Government IT often runs into slow processes and unclear specifications. Peter Lukáč, former Director General of NCZI and author of iCity hub, presents a platform designed to help authorities develop services faster and more transparently. The goal is to unify work in one place and reduce dependence on expensive external solutions.
How it works: prototypes and shared documentation
The platform integrates tools that make it possible to quickly turn business requirements into concrete screens. It uses, for example, Figma to create clickable prototypes that the client can click through without any programming knowledge. A Monday discussion is enough, and by Tuesday the team can show the first working simulation of part of the system. It is not about the entire solution at once, but about incremental, understandable steps that speed up decision-making.
At the same time, iCity hub serves as a central record of analyses and changes. Every stakeholder involved works with the current version; it is clear who modified what and when, and changes can be safely merged from different branches. This creates a transparent history of decisions and documentation that evolves along with the project. Authorities therefore do not have to wait months for a finished output, but can continuously monitor the direction.
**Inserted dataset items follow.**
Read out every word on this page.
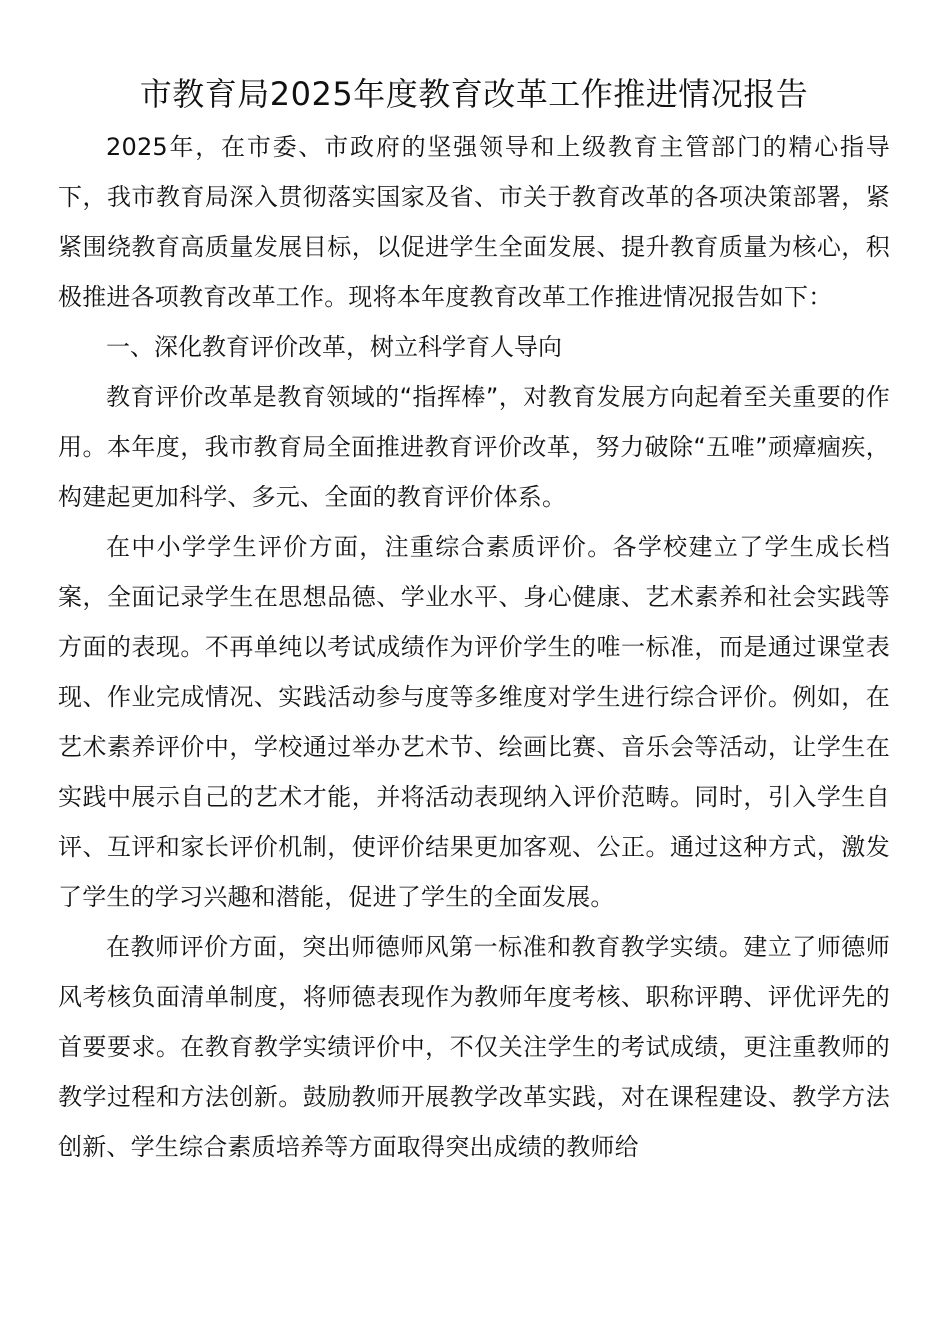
市教育局2025年度教育改革工作推进情况报告

2025年，在市委、市政府的坚强领导和上级教育主管部门的精心指导下，我市教育局深入贯彻落实国家及省、市关于教育改革的各项决策部署，紧紧围绕教育高质量发展目标，以促进学生全面发展、提升教育质量为核心，积极推进各项教育改革工作。现将本年度教育改革工作推进情况报告如下：

一、深化教育评价改革，树立科学育人导向

教育评价改革是教育领域的“指挥棒”，对教育发展方向起着至关重要的作用。本年度，我市教育局全面推进教育评价改革，努力破除“五唯”顽瘴痼疾，构建起更加科学、多元、全面的教育评价体系。

在中小学学生评价方面，注重综合素质评价。各学校建立了学生成长档案，全面记录学生在思想品德、学业水平、身心健康、艺术素养和社会实践等方面的表现。不再单纯以考试成绩作为评价学生的唯一标准，而是通过课堂表现、作业完成情况、实践活动参与度等多维度对学生进行综合评价。例如，在艺术素养评价中，学校通过举办艺术节、绘画比赛、音乐会等活动，让学生在实践中展示自己的艺术才能，并将活动表现纳入评价范畴。同时，引入学生自评、互评和家长评价机制，使评价结果更加客观、公正。通过这种方式，激发了学生的学习兴趣和潜能，促进了学生的全面发展。

在教师评价方面，突出师德师风第一标准和教育教学实绩。建立了师德师风考核负面清单制度，将师德表现作为教师年度考核、职称评聘、评优评先的首要要求。在教育教学实绩评价中，不仅关注学生的考试成绩，更注重教师的教学过程和方法创新。鼓励教师开展教学改革实践，对在课程建设、教学方法创新、学生综合素质培养等方面取得突出成绩的教师给
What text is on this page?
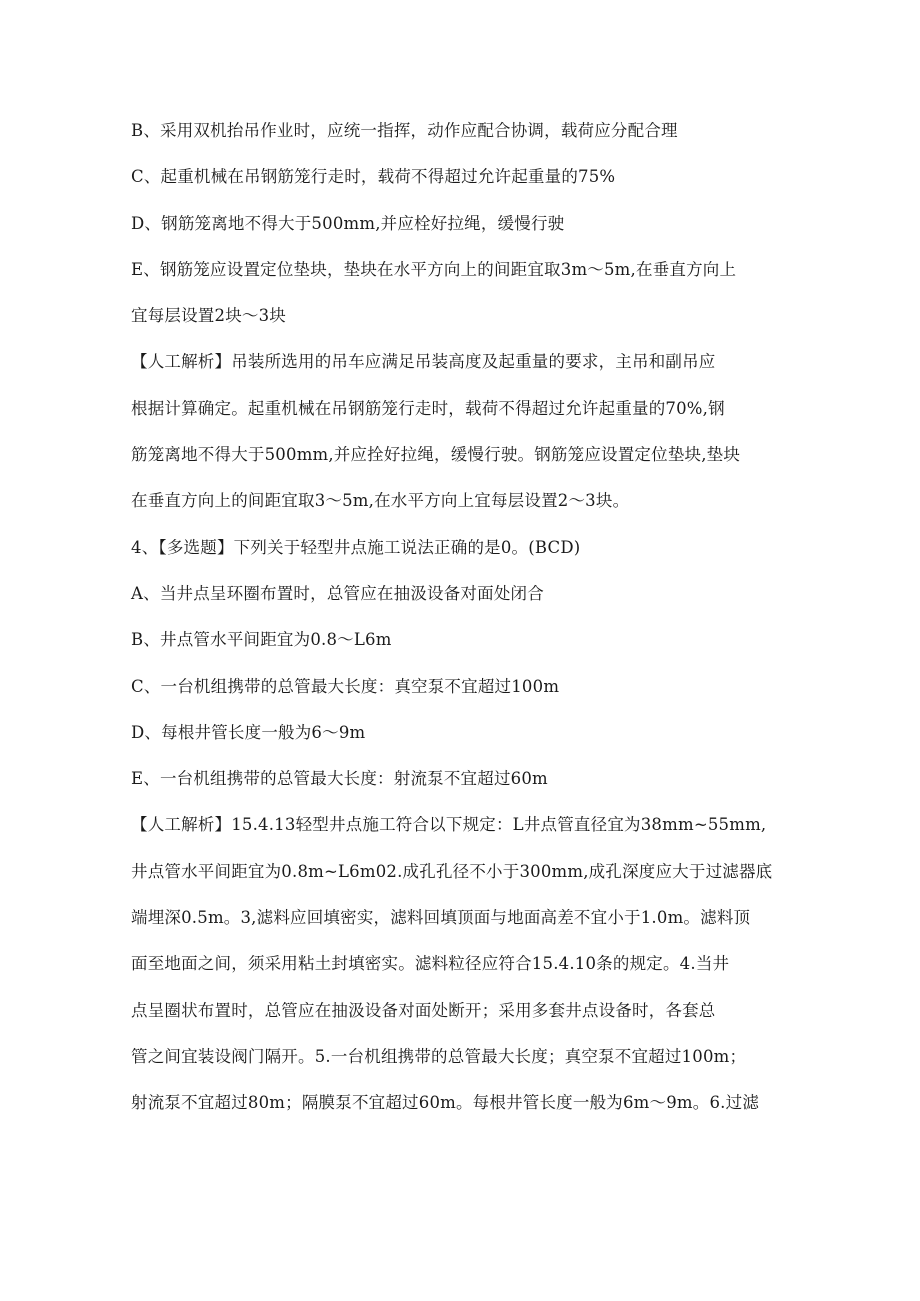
B、采用双机抬吊作业时，应统一指挥，动作应配合协调，载荷应分配合理
C、起重机械在吊钢筋笼行走时，载荷不得超过允许起重量的75%
D、钢筋笼离地不得大于500mm,并应栓好拉绳，缓慢行驶
E、钢筋笼应设置定位垫块，垫块在水平方向上的间距宜取3m〜5m,在垂直方向上
宜每层设置2块〜3块
【人工解析】吊装所选用的吊车应满足吊装高度及起重量的要求，主吊和副吊应
根据计算确定。起重机械在吊钢筋笼行走时，载荷不得超过允许起重量的70%,钢
筋笼离地不得大于500mm,并应拴好拉绳，缓慢行驶。钢筋笼应设置定位垫块,垫块
在垂直方向上的间距宜取3〜5m,在水平方向上宜每层设置2〜3块。
4、【多选题】下列关于轻型井点施工说法正确的是0。(BCD)
A、当井点呈环圈布置时，总管应在抽汲设备对面处闭合
B、井点管水平间距宜为0.8〜L6m
C、一台机组携带的总管最大长度：真空泵不宜超过100m
D、每根井管长度一般为6〜9m
E、一台机组携带的总管最大长度：射流泵不宜超过60m
【人工解析】15.4.13轻型井点施工符合以下规定：L井点管直径宜为38mm~55mm,
井点管水平间距宜为0.8m~L6m02.成孔孔径不小于300mm,成孔深度应大于过滤器底
端埋深0.5m。3,滤料应回填密实，滤料回填顶面与地面高差不宜小于1.0m。滤料顶
面至地面之间，须采用粘土封填密实。滤料粒径应符合15.4.10条的规定。4.当井
点呈圈状布置时，总管应在抽汲设备对面处断开；采用多套井点设备时，各套总
管之间宜装设阀门隔开。5.一台机组携带的总管最大长度；真空泵不宜超过100m；
射流泵不宜超过80m；隔膜泵不宜超过60m。每根井管长度一般为6m〜9m。6.过滤
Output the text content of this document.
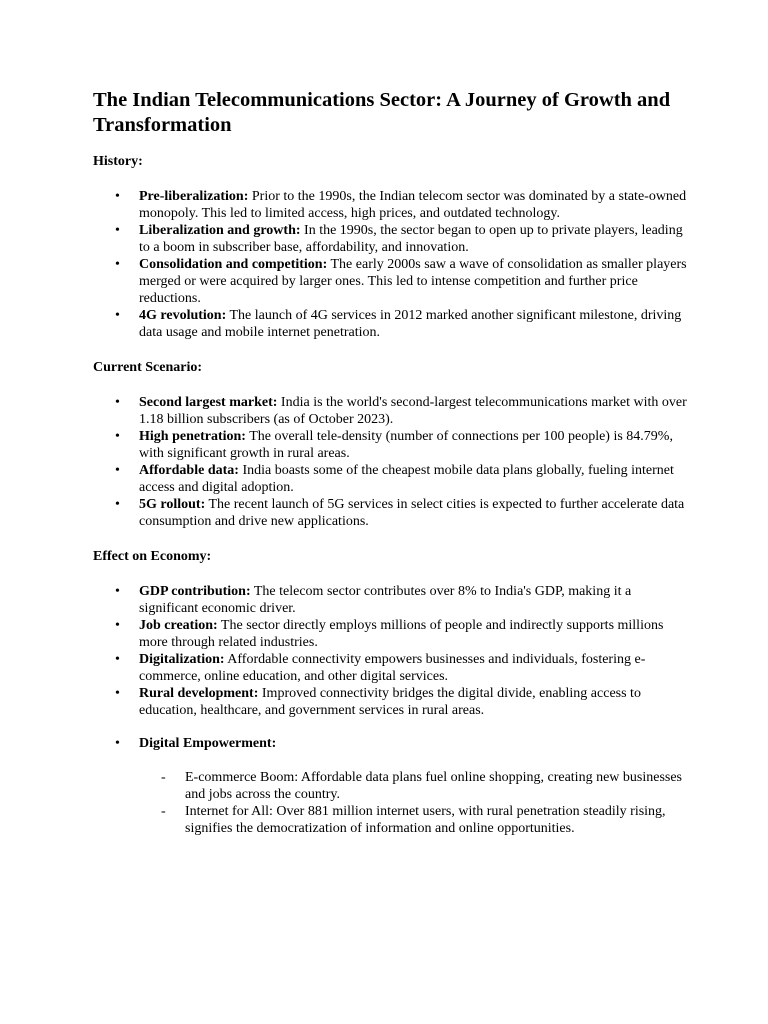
The Indian Telecommunications Sector: A Journey of Growth and Transformation
History:
• Pre-liberalization: Prior to the 1990s, the Indian telecom sector was dominated by a state-owned monopoly. This led to limited access, high prices, and outdated technology.
• Liberalization and growth: In the 1990s, the sector began to open up to private players, leading to a boom in subscriber base, affordability, and innovation.
• Consolidation and competition: The early 2000s saw a wave of consolidation as smaller players merged or were acquired by larger ones. This led to intense competition and further price reductions.
• 4G revolution: The launch of 4G services in 2012 marked another significant milestone, driving data usage and mobile internet penetration.
Current Scenario:
• Second largest market: India is the world's second-largest telecommunications market with over 1.18 billion subscribers (as of October 2023).
• High penetration: The overall tele-density (number of connections per 100 people) is 84.79%, with significant growth in rural areas.
• Affordable data: India boasts some of the cheapest mobile data plans globally, fueling internet access and digital adoption.
• 5G rollout: The recent launch of 5G services in select cities is expected to further accelerate data consumption and drive new applications.
Effect on Economy:
• GDP contribution: The telecom sector contributes over 8% to India's GDP, making it a significant economic driver.
• Job creation: The sector directly employs millions of people and indirectly supports millions more through related industries.
• Digitalization: Affordable connectivity empowers businesses and individuals, fostering e-commerce, online education, and other digital services.
• Rural development: Improved connectivity bridges the digital divide, enabling access to education, healthcare, and government services in rural areas.
• Digital Empowerment:
- E-commerce Boom: Affordable data plans fuel online shopping, creating new businesses and jobs across the country.
- Internet for All: Over 881 million internet users, with rural penetration steadily rising, signifies the democratization of information and online opportunities.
Deployment, operations, and security
The platform is already running in practice: the Government Office uses it for part of the financial module of the Recovery Plan to administer applications and payments. The team also works with several hospitals, demonstrating that some steps can be done quickly and clearly. The client can see "into the kitchen," can add text comments directly in the system and connect via video, and the feedback is incorporated almost immediately. Such a feedback cycle reduces the risk of misunderstandings and unnecessary costs.
From an operational standpoint, the platform supports continuous integration and deployment, with automatic notifications in case of errors for developers and testers. It can be deployed on the client's infrastructure or in the cloud, if contracts and conditions allow. What matters is that the institution can keep its own system and accompanying documentation under control, instead of being entirely dependent on the supplier. Access is protected by user authentication and permissions, so only those who have access can get into individual parts.